Все молчали, переглядывались.
— Странно, очень странно… Представьте, я забыл ее имя… Ее… Ее…
Шаблин содрогнулся всем телом и отвернулся.
— Все ясно, — сказал он хрипло.
И, подняв опавшее, обмякшее лицо, попробовал пошутить:
— Вот вам и бессмертие… Мне весточка с того света…
Никто в ответ не обронил ни слова.
В полночь гости разошлись. Окна закрыли, так как из сада тянуло ночным холодом и сыростью. Шаблин не спешил уходить.
— Пусть придет Игорь, — попросил он.
Галя сходила за сыном.
Он пришел сонный, с румяным от нагретой подушки лицом, со спутанной шевелюрой.
— Ты меня звал, крестный?
Шаблин невесело улыбнулся:
— Не тревожься, ничего со мной не случилось. Просто хочу с тобой посидеть, С вами, со всеми…

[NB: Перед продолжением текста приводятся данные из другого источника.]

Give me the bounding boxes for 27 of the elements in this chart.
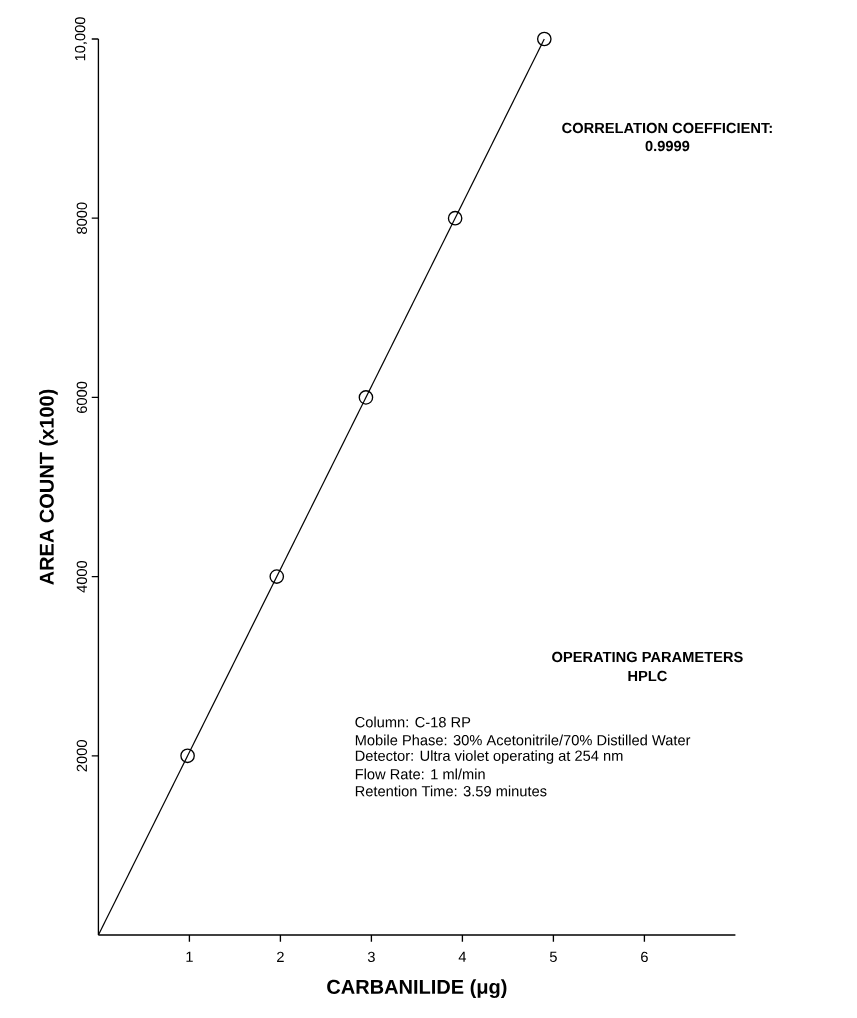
y-tick-label: 2000	[76, 740, 87, 772]
y-tick-label: 8000	[76, 202, 87, 234]
x-axis-title: CARBANILIDE (μg)	[326, 979, 507, 998]
point	[180, 748, 195, 764]
x-tick-label: 1	[186, 951, 193, 962]
y-tick-label: 10,000	[74, 17, 87, 61]
annotation: Flow Rate: 1 ml/min	[355, 768, 485, 780]
y-tick-label: 4000	[76, 560, 87, 593]
point	[447, 210, 463, 226]
x-tick-label: 2	[276, 951, 284, 962]
annotation: Column: C-18 RP	[355, 716, 470, 728]
point	[269, 569, 284, 584]
point	[358, 390, 374, 405]
point	[536, 31, 552, 47]
annotation: Retention Time: 3.59 minutes	[355, 785, 547, 797]
annotation: Detector: Ultra violet operating at 254 nm	[355, 750, 623, 764]
x-tick-label: 6	[640, 951, 648, 963]
annotation: Mobile Phase: 30% Acetonitrile/70% Distilled Water	[355, 734, 691, 746]
x-tick-label: 3	[367, 951, 375, 963]
annotation: CORRELATION COEFFICIENT:	[562, 122, 772, 134]
x-tick-label: 5	[549, 951, 557, 962]
annotation: 0.9999	[645, 140, 690, 152]
annotation: HPLC	[628, 670, 667, 682]
y-tick-label: 6000	[76, 381, 87, 413]
x-tick-label: 4	[458, 951, 466, 962]
y-axis-title: AREA COUNT (x100)	[38, 389, 58, 585]
annotation: OPERATING PARAMETERS	[551, 651, 743, 663]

Крестным Игорь величал Шаблина только наедине, впервые при родителях назвал его не по имени и отчеству. Шаблин оценил это.
— Налей мне еще вина.
Он пригубил рюмку и заговорил:
— Вот и день прошел… День… У человека в жизни каких-нибудь тридцать тысяч этих дней. Из них тысячи четыре уходит на зеленое детство да столько же на старость. Мир велик, а жизнь мизерна… Едва уловимая искорка во Вселенной — я! Блеснул — и нет. А во время этого мимолетнейшего блеска успевает родиться нечто такое громадное, которое может осознать и саму Вселенную, и самого себя, и ничтожную краткость собственного существования, и бессмыслицу в устройстве материи. Да, я, научившийся мыслить, вдруг должен превратиться в труху — бессмыслица! Какая-то неувязка в самой природе…
За окном тихо шумел сад. Шумел порывами, словно деревья вели вялую, необязательную беседу. Бросят ленивую, влажно шуршащую фразу и замолчат надолго.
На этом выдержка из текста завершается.